Now here's a second possible scenario. Let's assume that the American Legacy Foundation's efforts to secure funding for the continuation of the "truth" anti-smoking campaign are successful and that it is as effective as Legacy claims. A 22% reduction in youth smoking therefore occurs and continues for several years. Thanks to Legacy's efforts, there would be a dramatic reduction in youth smoking prevalence, and there would be no need for the tobacco companies to alter their marketing behavior because they wouldn't have to pay the fines anyway. (Remember that the smoking prevalence changes that Legacy attributes to itself were observed in presumed presence of continued tobacco marketing to youths.) Thus, external factors that influence youth smoking could reasonably work in such a way that the youth smoking reduction targets are achieved without changes in youth marketing, and the proposed remedy would not in fact be effective in preventing and restraining these future RICO violations.
Whether these scenarios are likely to occur or not (and by the DOJ's own expert's testimony, the second scenario will likely occur if the public education and counter-marketing remedy is ordered), the very fact that these are possible and not totally unreasonable scenarios demonstrates my point that the proposed youth smoking reduction targets are quite indirectly tied to future RICO violations.
The government mentions in its brief that youth smoking prevalence reduction targets were a part of the failed 1997 global settlement that was ultimately rejected by Congress. And that seems to be the appropriate place for a public health strategy of this nature to be considered. I think you could potentially legislate such an approach to dealing with tobacco-related disease, but I don't see how a court can fashion this type of approach as a remedy in a RICO case.
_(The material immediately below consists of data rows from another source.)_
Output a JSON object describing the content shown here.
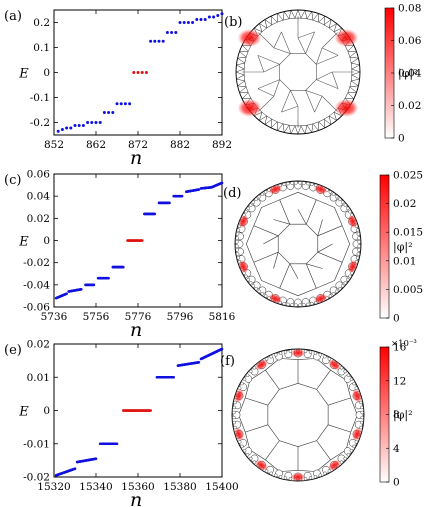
{
  "chart_data": [
    {
      "type": "scatter",
      "panel": "(a)",
      "xlabel": "n",
      "ylabel": "E",
      "xlim": [
        852,
        892
      ],
      "ylim": [
        -0.25,
        0.25
      ],
      "xticks": [
        852,
        862,
        872,
        882,
        892
      ],
      "yticks": [
        -0.2,
        -0.1,
        0,
        0.1,
        0.2
      ],
      "xtick_labels": [
        "852",
        "862",
        "872",
        "882",
        "892"
      ],
      "ytick_labels": [
        "-0.2",
        "-0.1",
        "0",
        "0.1",
        "0.2"
      ],
      "grid": false,
      "series": [
        {
          "color": "#1010e0",
          "points": [
            [
              853,
              -0.235
            ],
            [
              854,
              -0.228
            ],
            [
              855,
              -0.222
            ],
            [
              856,
              -0.222
            ],
            [
              857,
              -0.212
            ],
            [
              858,
              -0.212
            ],
            [
              859,
              -0.212
            ],
            [
              860,
              -0.2
            ],
            [
              861,
              -0.2
            ],
            [
              862,
              -0.2
            ],
            [
              863,
              -0.2
            ],
            [
              864,
              -0.16
            ],
            [
              865,
              -0.16
            ],
            [
              866,
              -0.16
            ],
            [
              867,
              -0.125
            ],
            [
              868,
              -0.125
            ],
            [
              869,
              -0.125
            ],
            [
              870,
              -0.125
            ],
            [
              875,
              0.125
            ],
            [
              876,
              0.125
            ],
            [
              877,
              0.125
            ],
            [
              878,
              0.125
            ],
            [
              879,
              0.16
            ],
            [
              880,
              0.16
            ],
            [
              881,
              0.16
            ],
            [
              882,
              0.2
            ],
            [
              883,
              0.2
            ],
            [
              884,
              0.2
            ],
            [
              885,
              0.2
            ],
            [
              886,
              0.212
            ],
            [
              887,
              0.212
            ],
            [
              888,
              0.212
            ],
            [
              889,
              0.222
            ],
            [
              890,
              0.222
            ],
            [
              891,
              0.228
            ],
            [
              892,
              0.235
            ]
          ]
        },
        {
          "color": "#e01010",
          "points": [
            [
              871,
              0
            ],
            [
              872,
              0
            ],
            [
              873,
              0
            ],
            [
              874,
              0
            ]
          ]
        }
      ]
    },
    {
      "type": "scatter",
      "panel": "(c)",
      "xlabel": "n",
      "ylabel": "E",
      "xlim": [
        5736,
        5816
      ],
      "ylim": [
        -0.06,
        0.06
      ],
      "xticks": [
        5736,
        5756,
        5776,
        5796,
        5816
      ],
      "yticks": [
        -0.06,
        -0.04,
        -0.02,
        0,
        0.02,
        0.04,
        0.06
      ],
      "xtick_labels": [
        "5736",
        "5756",
        "5776",
        "5796",
        "5816"
      ],
      "ytick_labels": [
        "-0.06",
        "-0.04",
        "-0.02",
        "0",
        "0.02",
        "0.04",
        "0.06"
      ],
      "grid": false,
      "segments": [
        {
          "color": "#1010e0",
          "x0": 5737,
          "x1": 5742,
          "y0": -0.052,
          "y1": -0.048
        },
        {
          "color": "#1010e0",
          "x0": 5743,
          "x1": 5749,
          "y0": -0.046,
          "y1": -0.044
        },
        {
          "color": "#1010e0",
          "x0": 5751,
          "x1": 5755,
          "y0": -0.04,
          "y1": -0.04
        },
        {
          "color": "#1010e0",
          "x0": 5757,
          "x1": 5762,
          "y0": -0.034,
          "y1": -0.034
        },
        {
          "color": "#1010e0",
          "x0": 5764,
          "x1": 5769,
          "y0": -0.024,
          "y1": -0.024
        },
        {
          "color": "#e01010",
          "x0": 5771,
          "x1": 5778,
          "y0": 0,
          "y1": 0
        },
        {
          "color": "#1010e0",
          "x0": 5779,
          "x1": 5784,
          "y0": 0.024,
          "y1": 0.024
        },
        {
          "color": "#1010e0",
          "x0": 5786,
          "x1": 5791,
          "y0": 0.034,
          "y1": 0.034
        },
        {
          "color": "#1010e0",
          "x0": 5793,
          "x1": 5797,
          "y0": 0.04,
          "y1": 0.04
        },
        {
          "color": "#1010e0",
          "x0": 5799,
          "x1": 5805,
          "y0": 0.044,
          "y1": 0.046
        },
        {
          "color": "#1010e0",
          "x0": 5806,
          "x1": 5811,
          "y0": 0.047,
          "y1": 0.048
        },
        {
          "color": "#1010e0",
          "x0": 5811,
          "x1": 5816,
          "y0": 0.048,
          "y1": 0.052
        }
      ]
    },
    {
      "type": "scatter",
      "panel": "(e)",
      "xlabel": "n",
      "ylabel": "E",
      "xlim": [
        15320,
        15400
      ],
      "ylim": [
        -0.02,
        0.02
      ],
      "xticks": [
        15320,
        15340,
        15360,
        15380,
        15400
      ],
      "yticks": [
        -0.02,
        -0.01,
        0,
        0.01,
        0.02
      ],
      "xtick_labels": [
        "15320",
        "15340",
        "15360",
        "15380",
        "15400"
      ],
      "ytick_labels": [
        "-0.02",
        "-0.01",
        "0",
        "0.01",
        "0.02"
      ],
      "grid": false,
      "segments": [
        {
          "color": "#1010e0",
          "x0": 15321,
          "x1": 15330,
          "y0": -0.0195,
          "y1": -0.0175
        },
        {
          "color": "#1010e0",
          "x0": 15331,
          "x1": 15340,
          "y0": -0.0155,
          "y1": -0.0145
        },
        {
          "color": "#1010e0",
          "x0": 15342,
          "x1": 15350,
          "y0": -0.01,
          "y1": -0.01
        },
        {
          "color": "#e01010",
          "x0": 15353,
          "x1": 15366,
          "y0": 0,
          "y1": 0
        },
        {
          "color": "#1010e0",
          "x0": 15369,
          "x1": 15377,
          "y0": 0.01,
          "y1": 0.01
        },
        {
          "color": "#1010e0",
          "x0": 15379,
          "x1": 15389,
          "y0": 0.0135,
          "y1": 0.0145
        },
        {
          "color": "#1010e0",
          "x0": 15390,
          "x1": 15400,
          "y0": 0.0155,
          "y1": 0.0185
        }
      ]
    },
    {
      "type": "heatmap",
      "panel": "(b)",
      "colorbar_label": "|φ|²",
      "clim": [
        0,
        0.08
      ],
      "ticks": [
        0,
        0.02,
        0.04,
        0.06,
        0.08
      ],
      "tick_labels": [
        "0",
        "0.02",
        "0.04",
        "0.06",
        "0.08"
      ],
      "colormap": [
        "#ffffff",
        "#ff0000"
      ]
    },
    {
      "type": "heatmap",
      "panel": "(d)",
      "colorbar_label": "|φ|²",
      "clim": [
        0,
        0.025
      ],
      "ticks": [
        0,
        0.005,
        0.01,
        0.015,
        0.02,
        0.025
      ],
      "tick_labels": [
        "0",
        "0.005",
        "0.01",
        "0.015",
        "0.02",
        "0.025"
      ],
      "colormap": [
        "#ffffff",
        "#ff0000"
      ]
    },
    {
      "type": "heatmap",
      "panel": "(f)",
      "colorbar_label": "|φ|²",
      "scale_note": "×10⁻³",
      "clim": [
        0,
        16
      ],
      "ticks": [
        0,
        4,
        8,
        12,
        16
      ],
      "tick_labels": [
        "0",
        "4",
        "8",
        "12",
        "16"
      ],
      "colormap": [
        "#ffffff",
        "#ff0000"
      ]
    }
  ],
  "legend": {
    "type": "none"
  }
}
Youth smoking prevalence is just far too indirectly tied to RICO violations to make it appropriate for a court to impose that broad a remedy for such narrow a purpose.
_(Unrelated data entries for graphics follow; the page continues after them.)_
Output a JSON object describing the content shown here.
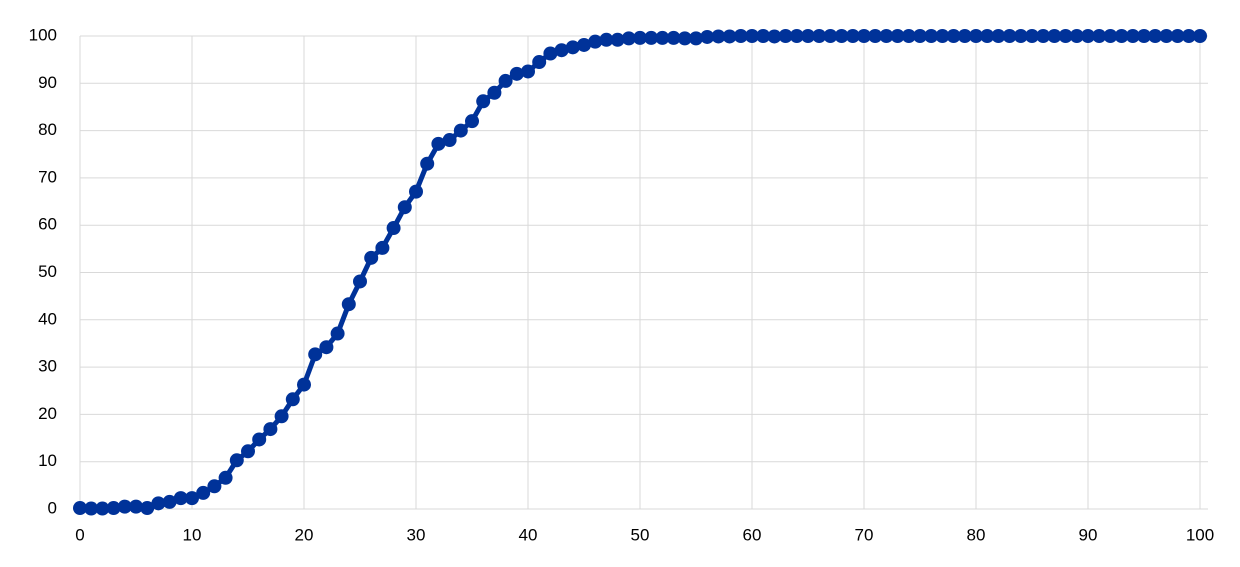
{
  "chart_data": {
    "type": "line",
    "x": [
      0,
      1,
      2,
      3,
      4,
      5,
      6,
      7,
      8,
      9,
      10,
      11,
      12,
      13,
      14,
      15,
      16,
      17,
      18,
      19,
      20,
      21,
      22,
      23,
      24,
      25,
      26,
      27,
      28,
      29,
      30,
      31,
      32,
      33,
      34,
      35,
      36,
      37,
      38,
      39,
      40,
      41,
      42,
      43,
      44,
      45,
      46,
      47,
      48,
      49,
      50,
      51,
      52,
      53,
      54,
      55,
      56,
      57,
      58,
      59,
      60,
      61,
      62,
      63,
      64,
      65,
      66,
      67,
      68,
      69,
      70,
      71,
      72,
      73,
      74,
      75,
      76,
      77,
      78,
      79,
      80,
      81,
      82,
      83,
      84,
      85,
      86,
      87,
      88,
      89,
      90,
      91,
      92,
      93,
      94,
      95,
      96,
      97,
      98,
      99,
      100
    ],
    "values": [
      0.2,
      0.1,
      0.1,
      0.2,
      0.5,
      0.5,
      0.2,
      1.2,
      1.5,
      2.3,
      2.3,
      3.4,
      4.8,
      6.6,
      10.3,
      12.2,
      14.7,
      16.9,
      19.6,
      23.2,
      26.3,
      32.7,
      34.2,
      37.1,
      43.3,
      48.1,
      53.1,
      55.2,
      59.4,
      63.8,
      67.1,
      73,
      77.2,
      78,
      80,
      82,
      86.2,
      88,
      90.5,
      92,
      92.5,
      94.5,
      96.3,
      97,
      97.6,
      98.1,
      98.8,
      99.2,
      99.2,
      99.5,
      99.6,
      99.6,
      99.6,
      99.6,
      99.5,
      99.5,
      99.8,
      99.9,
      99.9,
      100,
      100,
      100,
      99.9,
      100,
      100,
      100,
      100,
      100,
      100,
      100,
      100,
      100,
      100,
      100,
      100,
      100,
      100,
      100,
      100,
      100,
      100,
      100,
      100,
      100,
      100,
      100,
      100,
      100,
      100,
      100,
      100,
      100,
      100,
      100,
      100,
      100,
      100,
      100,
      100,
      100,
      100
    ],
    "color": "#003299",
    "xlim": [
      0,
      100
    ],
    "xticks": [
      0,
      10,
      20,
      30,
      40,
      50,
      60,
      70,
      80,
      90,
      100
    ],
    "ylim": [
      0,
      100
    ],
    "yticks": [
      0,
      10,
      20,
      30,
      40,
      50,
      60,
      70,
      80,
      90,
      100
    ],
    "grid": true
  }
}
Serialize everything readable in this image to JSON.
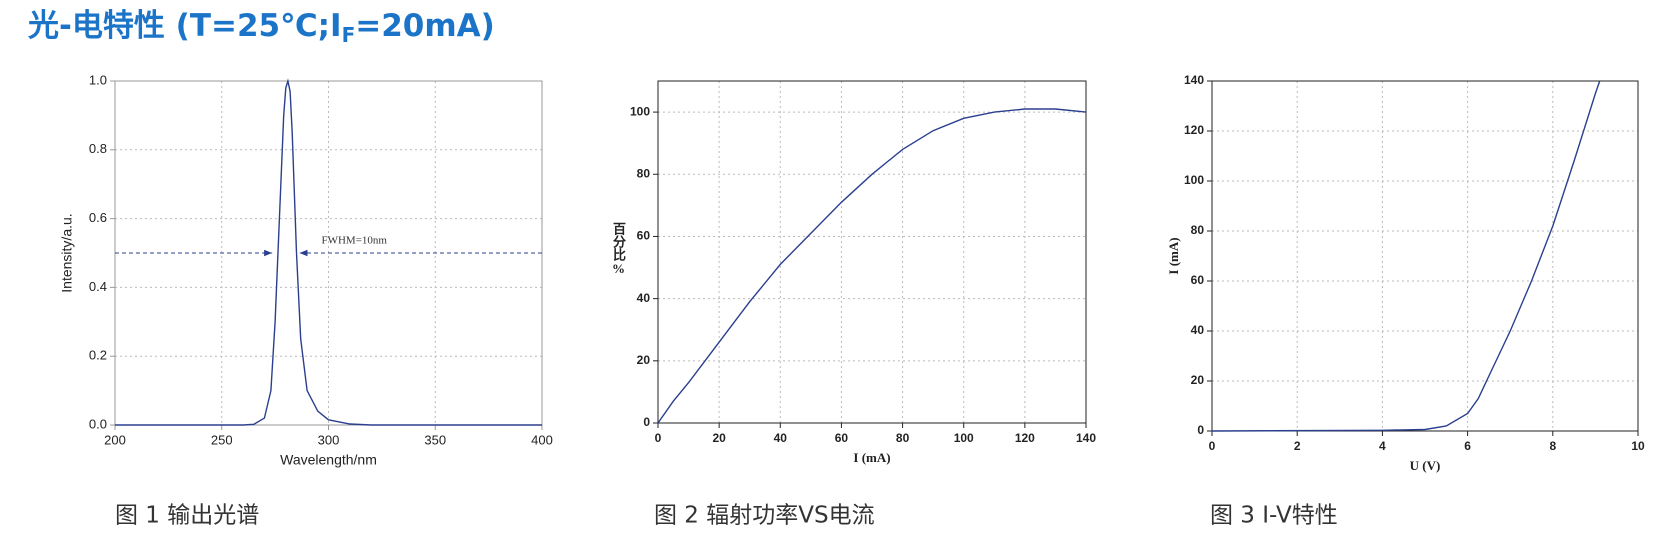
{
  "header": {
    "title": "光-电特性 (T=25℃;I",
    "title_subscript": "F",
    "title_end": "=20mA)"
  },
  "chart_data": [
    {
      "type": "line",
      "caption": "图 1 输出光谱",
      "xlabel": "Wavelength/nm",
      "ylabel": "Intensity/a.u.",
      "x": [
        200,
        260,
        265,
        270,
        273,
        275,
        277,
        279,
        280,
        281,
        282,
        283,
        285,
        287,
        290,
        295,
        300,
        310,
        320,
        400
      ],
      "values": [
        0,
        0,
        0.002,
        0.02,
        0.1,
        0.3,
        0.6,
        0.9,
        0.98,
        1.0,
        0.97,
        0.85,
        0.5,
        0.25,
        0.1,
        0.04,
        0.015,
        0.003,
        0,
        0
      ],
      "color": "#2b3f8f",
      "xlim": [
        200,
        400
      ],
      "xticks": [
        200,
        250,
        300,
        350,
        400
      ],
      "ylim": [
        0,
        1
      ],
      "yticks": [
        {
          "value": 0,
          "label": "0.0"
        },
        0.2,
        0.4,
        0.6,
        0.8,
        {
          "value": 1,
          "label": "1.0"
        }
      ],
      "grid": true,
      "annotation": {
        "text": "FWHM=10nm",
        "level": 0.5,
        "from": 275,
        "to": 285
      }
    },
    {
      "type": "line",
      "caption": "图 2 辐射功率VS电流",
      "xlabel": "I (mA)",
      "ylabel": "百分比%",
      "x": [
        0,
        5,
        10,
        20,
        30,
        40,
        50,
        60,
        70,
        80,
        90,
        100,
        110,
        120,
        130,
        140
      ],
      "values": [
        0,
        7,
        13,
        26,
        39,
        51,
        61,
        71,
        80,
        88,
        94,
        98,
        100,
        101,
        101,
        100
      ],
      "color": "#2b3f8f",
      "xlim": [
        0,
        140
      ],
      "xticks": [
        0,
        20,
        40,
        60,
        80,
        100,
        120,
        140
      ],
      "ylim": [
        0,
        110
      ],
      "yticks": [
        0,
        20,
        40,
        60,
        80,
        100
      ],
      "grid": true
    },
    {
      "type": "line",
      "caption": "图 3 I-V特性",
      "xlabel": "U (V)",
      "ylabel": "I (mA)",
      "x": [
        0,
        4,
        5,
        5.5,
        6,
        6.25,
        6.5,
        7,
        7.5,
        8,
        8.5,
        9,
        9.1
      ],
      "values": [
        0,
        0.3,
        0.6,
        2,
        7,
        13,
        22,
        40,
        60,
        82,
        108,
        135,
        140
      ],
      "color": "#2b3f8f",
      "xlim": [
        0,
        10
      ],
      "xticks": [
        0,
        2,
        4,
        6,
        8,
        10
      ],
      "ylim": [
        0,
        140
      ],
      "yticks": [
        0,
        20,
        40,
        60,
        80,
        100,
        120,
        140
      ],
      "grid": true
    }
  ]
}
The rest of the story suggests that none of the monetary remedies that the government has proposed is likely to be ordered by Judge Kessler and/or upheld by the D.C. Court of Appeals because they either are: (1) designed to provide equitable relief for, rather than prevent future RICO violations (smoking cessation); (2) ineffective at preventing future RICO violations (public education and counter-marketing campaign); or (3) far too indirectly tied to future RICO violations to make them an effective preventive remedy (youth smoking reduction targets).
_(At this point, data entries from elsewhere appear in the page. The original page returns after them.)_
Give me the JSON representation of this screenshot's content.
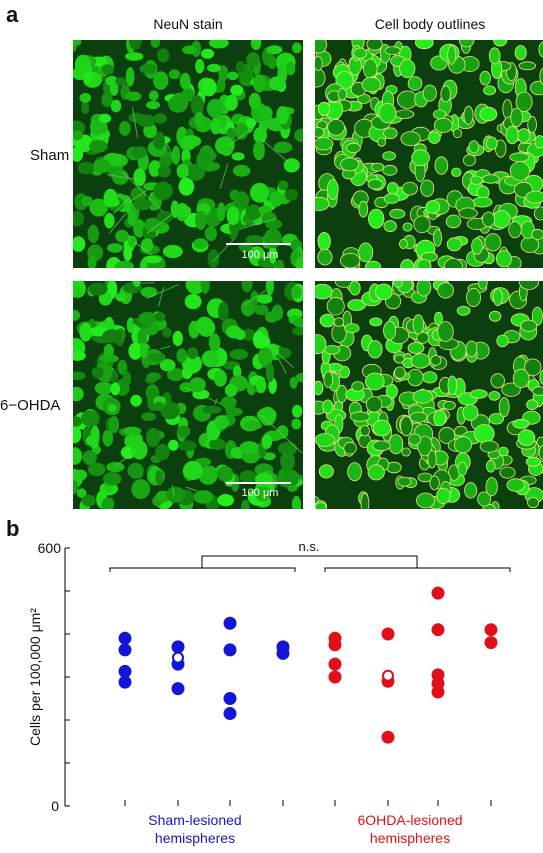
{
  "panel_a": {
    "label": "a",
    "col_titles": [
      "NeuN stain",
      "Cell body outlines"
    ],
    "row_labels": [
      "Sham",
      "6−OHDA"
    ],
    "scale_bar_label": "100 μm"
  },
  "panel_b": {
    "label": "b",
    "significance": "n.s."
  },
  "chart_data": {
    "type": "scatter",
    "title": "",
    "xlabel": "",
    "ylabel": "Cells per 100,000 μm²",
    "ylim": [
      0,
      600
    ],
    "yticks": [
      0,
      100,
      200,
      300,
      400,
      500,
      600
    ],
    "ytick_labels_shown": [
      "0",
      "600"
    ],
    "group_labels": [
      {
        "text": [
          "Sham-lesioned",
          "hemispheres"
        ],
        "color": "#1515d6"
      },
      {
        "text": [
          "6OHDA-lesioned",
          "hemispheres"
        ],
        "color": "#e0101a"
      }
    ],
    "series": [
      {
        "group": "Sham-lesioned hemispheres",
        "color": "#1515d6",
        "animals": [
          {
            "values": [
              390,
              363,
              313,
              288
            ],
            "means": []
          },
          {
            "values": [
              370,
              330,
              273
            ],
            "means": [
              345
            ]
          },
          {
            "values": [
              425,
              363,
              250,
              215
            ],
            "means": []
          },
          {
            "values": [
              370,
              355
            ],
            "means": []
          }
        ]
      },
      {
        "group": "6OHDA-lesioned hemispheres",
        "color": "#e0101a",
        "animals": [
          {
            "values": [
              390,
              375,
              330,
              300
            ],
            "means": []
          },
          {
            "values": [
              400,
              290,
              160
            ],
            "means": [
              303
            ]
          },
          {
            "values": [
              495,
              410,
              305,
              285,
              265
            ],
            "means": []
          },
          {
            "values": [
              410,
              380
            ],
            "means": []
          }
        ]
      }
    ]
  }
}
I think that pretty much does it for any reasonable chance of a substantial monetary remedy in the DOJ case - I imagine probably to the great disappointment of many anti-smoking groups who seem to be in this mainly for the money. Unless, of course, the Supreme Court decides to hear the case and rules in the government's favor. Had the anti-smoking groups spent less time and less of their donors' money whining about the loss of money and issuing public, political attacks on individuals for decreasing the monetary requests, and more time helping to fashion effective remedies that would directly restrain future RICO violations by directly regulating tobacco industry marketing practices, then I think the public interest and the public's health would have been far better served.